Malaysians tighten belts during Ramadan as food prices continue to rise

With high prices squeezing people’s purchasing power, economic experts say consumers tend to be more cautious in spending, especially when there is no corresponding rise in income.

Nadirah H. Rodzi

Nadirah H. Rodzi

The Straits Times


Zulhafiszam Zaidi and his wife Syafiqah Zahida break their fast during the holy month of Ramadan in Kuala Lumpur, Malaysia, on March 24, 2023. PHOTO: REUTERS

March 31, 2023

KUALA LUMPUR – For decades, Mr Azmir Ikmal and his family would break their fast with a Ramadan buffet at a hotel. But as inflation creeps up, they have replaced the spread with ala carte picks from the menu to be more prudent.

“This tradition has been with us since I was a child, so we’re trying to keep it alive for as long as we can, especially after my father’s death,” he told The Straits Times. “But things are getting expensive – the Ramadan buffet at our favourite hotel went up by 25 per cent to RM208 (S$62) a person.

“We don’t think it’s a good idea to spend that much, so we restrategised without having to stop going to our favourite place.”

Like him, pharmacist Aliya Hashim is tightening her budget by preparing her own Ramadan meals and Hari Raya cookies, after bakers raised prices.

“I did some calculations. I can save more by doing this,” she said, joining Malaysians who are now more conscious of their spending due to rising food prices.

Consumer price inflation remained elevated at 3.7 per cent in February, according to Department of Statistics Malaysia data, with food and beverage items remaining high at 7 per cent.

Chief statistician Mohd Uzir Mahidin said continuous heavy rain in several states, from the end of December 2022 to February 2023, has also led to increases in food prices, especially for vegetables.

“As a result of the transition of the monsoon, the inflation for the vegetable sub-group has recorded a significant increase of 5.8 per cent as compared with 1 per cent in January,” he said.

With high prices squeezing people’s purchasing power, economic experts say consumers tend to be more cautious in spending, especially when there is no corresponding rise in income.

Sunway University economics professor Yeah Kim Leng told ST: “To reduce living expenses, consumers could be having meals prepared at home and reducing purchases at bazaars. Another possible factor could be the increase in the number of stalls and vendors, offering consumers more choices. Vendors, on the other hand, experience lower business volume due to greater competition.

“The economy is slowing down, as reflected in the latest economic indicators. Consumers tend to tighten their wallets when faced with increased uncertainties over the economy. They could also have less to spend due to the expiry of the various Covid-19 stimulus packages.”

During the pandemic, Malaysia’s gross domestic product shrank by 5.6 per cent in 2020, the biggest contraction since the 1998 Asian financial crisis.

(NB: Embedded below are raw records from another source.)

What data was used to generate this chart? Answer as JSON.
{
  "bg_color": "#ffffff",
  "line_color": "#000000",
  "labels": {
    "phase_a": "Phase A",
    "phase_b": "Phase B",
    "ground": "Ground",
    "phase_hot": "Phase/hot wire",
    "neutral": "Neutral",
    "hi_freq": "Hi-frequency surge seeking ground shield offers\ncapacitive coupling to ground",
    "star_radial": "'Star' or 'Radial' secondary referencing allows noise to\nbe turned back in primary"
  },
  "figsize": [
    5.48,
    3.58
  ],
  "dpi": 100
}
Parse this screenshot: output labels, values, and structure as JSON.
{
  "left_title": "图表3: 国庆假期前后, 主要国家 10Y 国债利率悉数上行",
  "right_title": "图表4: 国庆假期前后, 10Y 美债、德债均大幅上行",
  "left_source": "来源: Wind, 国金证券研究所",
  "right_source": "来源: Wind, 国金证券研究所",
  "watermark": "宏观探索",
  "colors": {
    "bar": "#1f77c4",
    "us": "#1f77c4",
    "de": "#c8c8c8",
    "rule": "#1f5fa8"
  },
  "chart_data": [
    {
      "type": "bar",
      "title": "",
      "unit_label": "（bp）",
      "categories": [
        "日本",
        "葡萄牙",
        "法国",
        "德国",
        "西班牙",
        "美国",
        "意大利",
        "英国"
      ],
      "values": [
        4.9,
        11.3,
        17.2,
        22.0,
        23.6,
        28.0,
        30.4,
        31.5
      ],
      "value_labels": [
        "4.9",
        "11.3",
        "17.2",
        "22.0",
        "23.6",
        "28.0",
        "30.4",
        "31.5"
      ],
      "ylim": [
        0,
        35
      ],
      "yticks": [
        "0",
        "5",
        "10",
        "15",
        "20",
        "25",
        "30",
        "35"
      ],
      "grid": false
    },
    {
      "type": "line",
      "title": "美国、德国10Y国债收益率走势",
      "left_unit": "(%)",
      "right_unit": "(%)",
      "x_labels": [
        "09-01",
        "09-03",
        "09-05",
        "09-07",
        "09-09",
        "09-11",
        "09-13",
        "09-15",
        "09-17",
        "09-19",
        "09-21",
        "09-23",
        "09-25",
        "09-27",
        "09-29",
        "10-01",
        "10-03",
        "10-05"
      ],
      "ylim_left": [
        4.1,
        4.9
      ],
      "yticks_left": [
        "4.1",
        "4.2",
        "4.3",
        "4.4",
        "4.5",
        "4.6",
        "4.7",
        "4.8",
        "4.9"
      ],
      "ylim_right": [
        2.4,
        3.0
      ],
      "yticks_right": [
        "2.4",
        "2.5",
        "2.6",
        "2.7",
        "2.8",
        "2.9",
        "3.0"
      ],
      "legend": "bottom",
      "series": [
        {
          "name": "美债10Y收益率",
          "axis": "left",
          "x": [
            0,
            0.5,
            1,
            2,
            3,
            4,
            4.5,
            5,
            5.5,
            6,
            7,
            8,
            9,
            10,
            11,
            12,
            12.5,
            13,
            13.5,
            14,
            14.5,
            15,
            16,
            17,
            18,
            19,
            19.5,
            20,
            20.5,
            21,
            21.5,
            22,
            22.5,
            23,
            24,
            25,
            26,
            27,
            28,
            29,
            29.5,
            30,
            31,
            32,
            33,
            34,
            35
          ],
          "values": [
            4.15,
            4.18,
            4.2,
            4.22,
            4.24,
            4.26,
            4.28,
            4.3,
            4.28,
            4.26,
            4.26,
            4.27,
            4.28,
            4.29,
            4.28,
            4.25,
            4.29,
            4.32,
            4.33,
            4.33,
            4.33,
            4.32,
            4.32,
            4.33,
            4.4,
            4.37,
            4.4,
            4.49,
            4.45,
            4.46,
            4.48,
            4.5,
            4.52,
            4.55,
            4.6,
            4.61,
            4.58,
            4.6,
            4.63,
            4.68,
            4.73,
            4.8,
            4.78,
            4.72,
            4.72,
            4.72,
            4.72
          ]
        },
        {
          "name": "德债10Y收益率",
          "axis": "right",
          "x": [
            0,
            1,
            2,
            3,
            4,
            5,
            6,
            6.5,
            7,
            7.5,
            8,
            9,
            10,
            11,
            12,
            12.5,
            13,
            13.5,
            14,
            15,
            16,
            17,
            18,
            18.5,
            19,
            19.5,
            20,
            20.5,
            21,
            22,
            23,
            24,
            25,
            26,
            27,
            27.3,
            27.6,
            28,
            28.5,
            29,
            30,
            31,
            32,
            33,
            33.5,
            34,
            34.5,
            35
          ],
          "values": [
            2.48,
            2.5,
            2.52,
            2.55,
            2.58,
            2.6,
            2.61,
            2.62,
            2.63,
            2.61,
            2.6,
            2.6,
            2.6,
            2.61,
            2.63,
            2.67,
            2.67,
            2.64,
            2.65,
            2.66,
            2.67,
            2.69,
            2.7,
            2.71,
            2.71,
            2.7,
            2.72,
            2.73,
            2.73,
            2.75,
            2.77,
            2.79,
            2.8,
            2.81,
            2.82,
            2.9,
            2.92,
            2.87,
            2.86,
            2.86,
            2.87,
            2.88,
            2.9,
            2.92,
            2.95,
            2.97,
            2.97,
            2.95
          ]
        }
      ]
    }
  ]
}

Home-based baker Mimi Zainal is feeling the pinch, saying the price of butter has risen by 30 per cent in the last few months, forcing her to increase prices.

“A block of 250g butter that I use is now RM24.70 – that’s RM5.70 more. I can no longer sell my cookies for RM35 per bottle, but after repricing them at RM3 more, sales are not really coming in,” she said.

“I easily got orders for 100 bottles in the first week of Ramadan last year, but I can barely get 45 now, and we’re already entering the second week of fasting. I’m behind my sales target for this year.”

To help cushion the burden, the Malaysian government on Monday launched the Rahmah Ramadan bazaar, consisting of food trucks offering affordable meals below RM5 in 38 locations nationwide.

“We sell rice with fried turmeric chicken and long beans for RM5 a portion. It’s a hit and a win-win for both sides,” said food truck hawker Ahmad Jalil Jailani.